Douglas Emmett in Focus

Based in Santa Monica, Douglas Emmett (DEI - Free Report) is in the Finance sector, and so far this year, shares have seen a price change of -36.08%. Currently paying a dividend of $0.28 per share, the company has a dividend yield of 3.99%. In comparison, the REIT and Equity Trust - Other industry's yield is 5.06%, while the S&P 500's yield is 2.09%.

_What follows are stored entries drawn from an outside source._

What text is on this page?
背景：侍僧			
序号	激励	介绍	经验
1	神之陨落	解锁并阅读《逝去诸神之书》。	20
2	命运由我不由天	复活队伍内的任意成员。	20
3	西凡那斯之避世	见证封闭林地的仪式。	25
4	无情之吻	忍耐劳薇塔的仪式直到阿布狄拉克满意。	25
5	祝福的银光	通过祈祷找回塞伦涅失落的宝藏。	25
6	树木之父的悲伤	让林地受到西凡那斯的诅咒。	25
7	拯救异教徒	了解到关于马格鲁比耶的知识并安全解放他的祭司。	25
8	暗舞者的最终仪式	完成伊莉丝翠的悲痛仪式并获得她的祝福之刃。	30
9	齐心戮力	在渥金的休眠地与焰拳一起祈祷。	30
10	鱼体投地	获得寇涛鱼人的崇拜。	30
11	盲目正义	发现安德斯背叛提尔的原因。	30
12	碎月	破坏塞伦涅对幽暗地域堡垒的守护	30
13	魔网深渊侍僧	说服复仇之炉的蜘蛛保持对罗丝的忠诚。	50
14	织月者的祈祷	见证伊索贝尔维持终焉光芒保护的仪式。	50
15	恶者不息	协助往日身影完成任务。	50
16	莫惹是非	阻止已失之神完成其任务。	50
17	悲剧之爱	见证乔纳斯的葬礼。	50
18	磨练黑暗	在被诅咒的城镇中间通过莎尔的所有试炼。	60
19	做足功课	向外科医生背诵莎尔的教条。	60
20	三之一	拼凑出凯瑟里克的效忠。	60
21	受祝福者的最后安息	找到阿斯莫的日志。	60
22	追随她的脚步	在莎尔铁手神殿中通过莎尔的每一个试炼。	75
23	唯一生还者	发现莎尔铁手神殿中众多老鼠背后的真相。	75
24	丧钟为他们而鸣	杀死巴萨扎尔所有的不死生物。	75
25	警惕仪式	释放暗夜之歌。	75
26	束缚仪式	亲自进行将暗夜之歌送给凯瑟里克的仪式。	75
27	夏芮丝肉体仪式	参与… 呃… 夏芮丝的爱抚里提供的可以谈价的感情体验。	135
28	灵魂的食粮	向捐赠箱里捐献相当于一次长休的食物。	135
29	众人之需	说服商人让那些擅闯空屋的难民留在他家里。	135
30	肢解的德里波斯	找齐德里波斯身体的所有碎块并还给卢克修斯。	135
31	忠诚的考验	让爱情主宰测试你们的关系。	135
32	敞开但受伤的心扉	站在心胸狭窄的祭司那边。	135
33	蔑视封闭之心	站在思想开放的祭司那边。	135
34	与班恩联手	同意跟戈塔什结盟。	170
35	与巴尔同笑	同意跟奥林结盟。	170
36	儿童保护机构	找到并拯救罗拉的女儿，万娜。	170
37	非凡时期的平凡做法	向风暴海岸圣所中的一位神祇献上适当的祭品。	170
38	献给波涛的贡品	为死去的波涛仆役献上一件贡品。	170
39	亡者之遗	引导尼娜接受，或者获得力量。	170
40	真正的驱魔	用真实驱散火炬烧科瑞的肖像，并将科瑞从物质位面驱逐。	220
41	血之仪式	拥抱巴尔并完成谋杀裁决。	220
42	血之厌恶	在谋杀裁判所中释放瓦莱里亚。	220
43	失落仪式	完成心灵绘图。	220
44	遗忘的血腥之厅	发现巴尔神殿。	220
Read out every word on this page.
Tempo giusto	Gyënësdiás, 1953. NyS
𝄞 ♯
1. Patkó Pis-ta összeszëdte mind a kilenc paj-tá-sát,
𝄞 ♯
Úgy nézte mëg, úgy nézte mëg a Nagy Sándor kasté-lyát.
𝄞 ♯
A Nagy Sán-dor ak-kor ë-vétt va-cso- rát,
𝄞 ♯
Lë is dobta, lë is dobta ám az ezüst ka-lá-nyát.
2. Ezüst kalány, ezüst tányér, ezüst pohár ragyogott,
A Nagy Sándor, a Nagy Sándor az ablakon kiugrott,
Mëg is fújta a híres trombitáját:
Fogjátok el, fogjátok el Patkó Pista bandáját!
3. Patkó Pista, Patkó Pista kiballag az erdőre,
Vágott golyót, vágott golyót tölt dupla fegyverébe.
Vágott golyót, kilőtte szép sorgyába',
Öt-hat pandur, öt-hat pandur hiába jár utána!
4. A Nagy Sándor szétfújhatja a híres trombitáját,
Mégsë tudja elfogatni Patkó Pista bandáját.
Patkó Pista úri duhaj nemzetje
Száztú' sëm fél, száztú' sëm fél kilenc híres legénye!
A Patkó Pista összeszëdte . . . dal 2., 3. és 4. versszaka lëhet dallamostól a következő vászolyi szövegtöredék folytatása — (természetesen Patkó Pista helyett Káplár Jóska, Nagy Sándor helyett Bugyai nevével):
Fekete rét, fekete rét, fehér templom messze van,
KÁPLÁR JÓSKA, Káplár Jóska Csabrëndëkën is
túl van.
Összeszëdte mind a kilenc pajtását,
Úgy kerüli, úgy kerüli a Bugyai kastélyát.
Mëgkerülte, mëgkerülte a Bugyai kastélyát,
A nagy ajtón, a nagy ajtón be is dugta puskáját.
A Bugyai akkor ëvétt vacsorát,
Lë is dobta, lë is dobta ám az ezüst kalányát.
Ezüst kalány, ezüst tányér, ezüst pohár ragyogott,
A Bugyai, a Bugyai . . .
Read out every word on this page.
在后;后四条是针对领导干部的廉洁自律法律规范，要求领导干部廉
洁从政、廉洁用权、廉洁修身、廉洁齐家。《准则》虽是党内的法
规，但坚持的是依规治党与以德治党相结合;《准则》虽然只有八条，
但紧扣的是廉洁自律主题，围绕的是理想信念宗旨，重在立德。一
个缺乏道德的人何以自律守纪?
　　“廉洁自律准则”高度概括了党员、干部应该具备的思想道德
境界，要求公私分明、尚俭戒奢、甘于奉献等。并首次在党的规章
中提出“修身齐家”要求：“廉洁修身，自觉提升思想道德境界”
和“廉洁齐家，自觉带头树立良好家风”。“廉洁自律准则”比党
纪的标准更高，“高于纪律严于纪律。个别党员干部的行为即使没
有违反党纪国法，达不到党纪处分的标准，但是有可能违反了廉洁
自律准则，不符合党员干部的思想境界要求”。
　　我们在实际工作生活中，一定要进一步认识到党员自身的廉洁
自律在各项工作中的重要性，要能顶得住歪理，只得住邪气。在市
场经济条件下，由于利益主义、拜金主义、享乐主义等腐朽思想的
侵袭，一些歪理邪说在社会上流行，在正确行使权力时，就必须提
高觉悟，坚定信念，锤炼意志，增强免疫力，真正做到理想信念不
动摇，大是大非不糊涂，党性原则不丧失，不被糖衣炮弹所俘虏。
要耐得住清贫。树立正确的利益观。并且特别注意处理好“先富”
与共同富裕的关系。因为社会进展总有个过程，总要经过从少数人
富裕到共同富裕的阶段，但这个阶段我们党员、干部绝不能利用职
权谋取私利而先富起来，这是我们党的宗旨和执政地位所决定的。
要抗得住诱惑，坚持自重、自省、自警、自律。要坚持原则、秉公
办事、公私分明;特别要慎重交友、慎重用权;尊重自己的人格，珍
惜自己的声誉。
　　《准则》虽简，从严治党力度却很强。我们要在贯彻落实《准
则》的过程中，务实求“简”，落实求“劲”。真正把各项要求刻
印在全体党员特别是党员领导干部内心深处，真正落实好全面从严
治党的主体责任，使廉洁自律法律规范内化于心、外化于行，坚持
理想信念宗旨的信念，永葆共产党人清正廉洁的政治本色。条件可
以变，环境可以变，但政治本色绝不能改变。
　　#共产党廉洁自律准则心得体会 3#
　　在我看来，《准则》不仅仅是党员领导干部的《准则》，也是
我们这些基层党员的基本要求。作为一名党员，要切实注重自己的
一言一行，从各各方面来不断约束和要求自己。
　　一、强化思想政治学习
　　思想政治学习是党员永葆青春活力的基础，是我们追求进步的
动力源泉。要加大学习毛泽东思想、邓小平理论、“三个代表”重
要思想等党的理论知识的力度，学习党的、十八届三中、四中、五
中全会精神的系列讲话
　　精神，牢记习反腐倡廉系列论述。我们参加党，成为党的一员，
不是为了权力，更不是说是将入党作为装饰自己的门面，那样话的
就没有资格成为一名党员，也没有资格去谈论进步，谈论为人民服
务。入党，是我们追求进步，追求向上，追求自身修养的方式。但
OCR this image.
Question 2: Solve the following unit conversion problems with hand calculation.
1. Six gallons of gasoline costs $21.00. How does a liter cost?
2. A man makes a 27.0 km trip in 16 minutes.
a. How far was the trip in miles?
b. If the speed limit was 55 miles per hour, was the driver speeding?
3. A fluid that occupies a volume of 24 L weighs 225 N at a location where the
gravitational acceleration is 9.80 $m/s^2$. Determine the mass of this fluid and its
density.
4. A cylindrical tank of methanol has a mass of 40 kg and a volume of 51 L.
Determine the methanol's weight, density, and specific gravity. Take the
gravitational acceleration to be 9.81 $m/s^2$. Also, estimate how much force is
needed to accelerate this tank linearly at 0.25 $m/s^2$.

Looking at dividend growth, the company's current annualized dividend of $1.12 is up 5.7% from last year. Over the last 5 years, Douglas Emmett has increased its dividend 5 times on a year-over-year basis for an average annual increase of 6.11%. Future dividend growth will depend on earnings growth as well as payout ratio, which is the proportion of a company's annual earnings per share that it pays out as a dividend. Douglas Emmett's current payout ratio is 52%. This means it paid out 52% of its trailing 12-month EPS as dividend.

Looking at this fiscal year, DEI expects solid earnings growth. The Zacks Consensus Estimate for 2020 is $2.14 per share, with earnings expected to increase 1.90% from the year ago period.

Bottom Line

From greatly improving stock investing profits and reducing overall portfolio risk to providing tax advantages, investors like dividends for a variety of different reasons. However, not all companies offer a quarterly payout.

For instance, it's a rare occurrence when a tech start-up or big growth business offers their shareholders a dividend. It's more common to see larger companies with more established profits give out dividends. Income investors have to be mindful of the fact that high-yielding stocks tend to struggle during periods of rising interest rates. With that in mind, DEI is a compelling investment opportunity. Not only is it a strong dividend play, but the stock currently sits at a Zacks Rank of 3 (Hold).